Nel frattempo le nubi osservavano immobili e rumorose, ma nessuno ne aveva più timore, anzi, erano divenute oggetto di scherno e sfida.
Quando finalmente giunse il giorno della inaugurazione, tutt’intorno la torre erano state messe transenne per evitare imprudenti movimenti contro la struttura da parte della folla euforica per lo storico momento.

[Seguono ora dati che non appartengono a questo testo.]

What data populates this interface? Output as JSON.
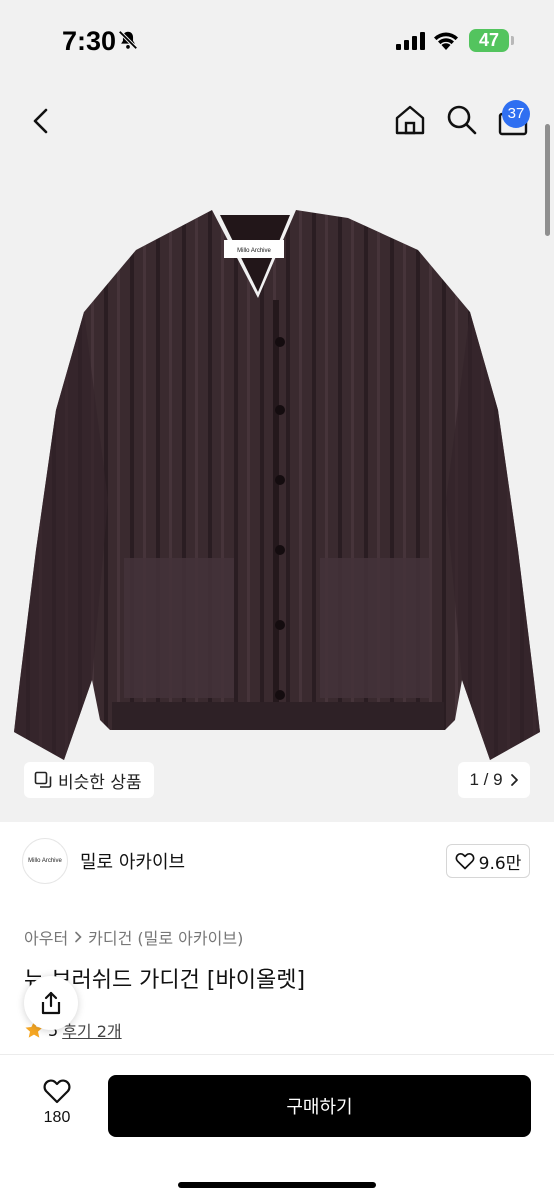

Il Reggente era in cima e attendeva accanto al trasmettitore il montaggio dell’antenna, che solerti operai stavano issando con un sistema di carrucole connesse fra loro.

Scesero tutti dopo l’ultimo fissaggio, lasciando l’uomo solo in cima, pronto per lanciare il messaggio che li avrebbe liberati. Lui prese il cono per amplificare la voce e con l’altra mano accese l’impianto radio.
Forse le nubi non attendevano altro che un innesco, una miccia in grado di far divampare la pioggia. Fu sufficiente la trasmissione di poche parole “Signori del Governo centrale, è il Reggente di …” che dalle nuvole uscì una saetta di tale energia da propagarsi attraverso l’antenna lungo tutta la gracile struttura di legno, riducendola in carboni ardenti, che non ebbero tempo neanche di divampare, perché sommersi da uno scrosciare d’acqua così intenso e rumoroso da far tremare i muri dei palazzi e i basoli della strada. Parve come un terremoto che si estese come un cerchio in uno stagno capovolto, dal centro della piazza verso la periferia della città. In poco tempo furono spazzate e rase al suolo capannine e bancarelle di sostenitori, stendardi e bandieruole. Tutti scomparvero riparandosi come e dove possibile. Io rimasi sotto l’ingresso della chiesa a osservare il movimento di quei poveri creduloni e illusi.

Successivamente la situazione si andò normalizzando. Per intima vergogna di ogni individuo attivo in quei giorni, di quell’uomo e quelle nubi non si parlò più. Io tornai al mio piccolo paesello e l’autunno successivo mi iscrissi alle scuole superiori per potere insegnare dopo il diploma  e raccontare per non far scordare,  quel che vissi durante l’estate dei miei quattordici anni.